Another interpretation would see Ehrman as a fairly typical example of what happens when hubris, unbridled human pride, runs amuck in the mind of a seemingly honest seeker after truth. The process of higher education often proves alienating. It can separate the scholar from the community that sent her or him off to “get an education.” It can also alienate the learner from the One who is the Truth. Paul explains it this way when dealing with the Corinthians and their prideful chasing after “knowledge”: “Knowledge makes arrogant, but love edifies” (1 Cor 8:1).

The sinful tendency to become enchanted listening to our own voices and our overly impressed by our own reason can easily lead even the most committed of us into the denial of truth and the embrace of palpable nonsense. Intellectual temptations are no less dangerous to the soul than bodily ones.

Having sent two of my five children to Moody to receive both their undergraduate and graduate educations, my heart aches to see what Dr. Ehrman has done with his. He possesses such gifts, such winsomeness, and such charisma in the classroom.
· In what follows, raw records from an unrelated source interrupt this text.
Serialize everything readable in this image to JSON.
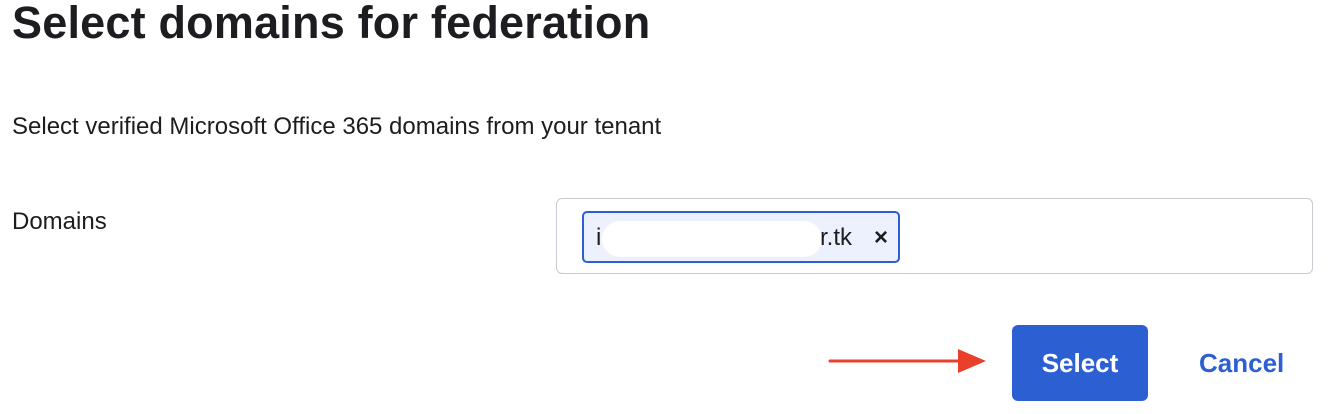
{
  "dialog": {
    "title": "Select domains for federation",
    "subtitle": "Select verified Microsoft Office 365 domains from your tenant"
  },
  "domains_field": {
    "label": "Domains",
    "chips": [
      {
        "visible_prefix": "i",
        "visible_suffix": "r.tk",
        "remove_glyph": "×",
        "remove_icon": "close-icon"
      }
    ]
  },
  "actions": {
    "select_label": "Select",
    "cancel_label": "Cancel",
    "annotation_icon": "arrow-right-icon"
  },
  "colors": {
    "accent": "#2c5fd1",
    "chip_background": "#edf1fd",
    "annotation_arrow": "#e8402a",
    "text": "#1d1d21",
    "input_border": "#c9cbd2"
  }
}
His story should serve as a severe reminder to all of us to beware lest we fall. The gift of scholarship was never meant to be separated from the life of prayer and piety. The temptation to follow the world in the field of knowledge, no less than the lure of following the world in the areas of sex or money, can only be resisted in the strength of the Lord, through the ministry of the Spirit, because of the finished sacrificial work of Christ for us.